Pero esa noche no hubo tormenta. Ni truenos. Ni rayos.
Lo observé sin hablar. Él me sostuvo la mirada. Yo pregunté: “¿Quién habrá sido?”, alguien lanzó algo al techo del galpón, me respondió.
Después, todo fue cenizas. Los cueros. Las reservas. Parte de la biblioteca. Salvo unos pocos libros que logré salvar envueltos en una manta. Y mi diario.
Nos reunimos al amanecer. Los hombres, los restos, las cenizas. No se dijo mucho. Decidimos partir. Aniceto fue el primero en romper el silencio: “La isla nos ha devorado.”
Yo no respondí. Sólo escribí. “Cuando el fuego se lleva todo, uno aprende a pesar lo que queda.”
Esa mañana, me senté frente al mar. El agua parecía más fría, más lejana. El viento soplaba hacia el norte. Y el cuaderno, en mis manos, parecía más pesado que nunca.
Buenos Aires, 1891
La lluvia ha amainado. Ahora cae fina, constante, como si el cielo se hubiese resignado a llorar sin furia.
Guardo el diario sobre la mesa. Las hojas tiemblan apenas. Algunas manchadas de grasa, otras de lágrimas. El cuero ha cedido en los bordes, pero aún conserva el color marrón de las primeras reses curtidas en la estancia. Es lo único que me queda de aquellas islas. Bueno, eso y la memoria. Que también se desgasta.
El arcón de roble está abierto. Dentro, los restos de mi juventud: una brújula sin aguja, una pluma astillada, una manta con olor a humo. Pongo el diario allí, con cuidado. Sobre él, deposito la ramita de abeto seco que Hans me entregó, muchos años atrás, en aquella Navidad sin nieve allá en el Atlántico Sur.
Me siento.
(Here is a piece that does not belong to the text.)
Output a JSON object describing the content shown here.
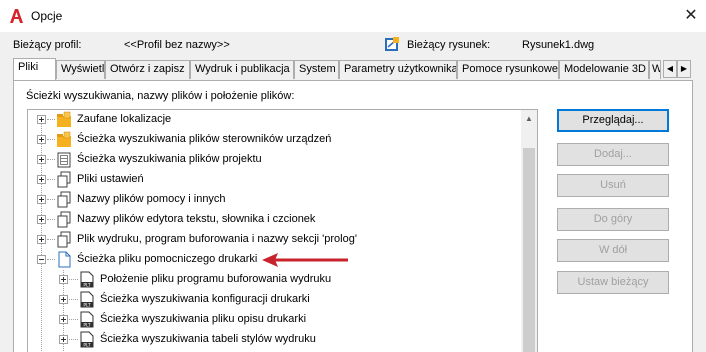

La silla cruje como un viejo amigo. Afuera, Buenos Aires sigue viva. El tranvía pasa. Un vendedor de carbón grita su oferta. El presente insiste, pero no logra distraerme.
Pienso en Luis, en Hans, en Jacinto Ortiz. En Brisbane. En los rostros que el viento se llevó, pero que este diario mantuvo quietos en papel. Yo no fui un héroe. Fui un testigo. Y en este país de olvidos, ser testigo ya es una forma de valor.
Cierro los ojos. Recito en voz baja:
“Ordnung muss sein.”
El orden debe existir.
Mi padre lo repetía como oración. Yo lo entendí tarde. El caos de las islas, del fuego, del exilio... todo buscaba quebrarnos. Pero mientras existiera este cuaderno, el caos no ganaba.
Mañana vendrá mi nieto. Le mostraré el diario. No le explicaré todo. Sólo lo suficiente. El resto... que lo lea. Que lo sienta.
Porque el tiempo pasa. Pero si uno escribe bien, el viento no arrastra todo.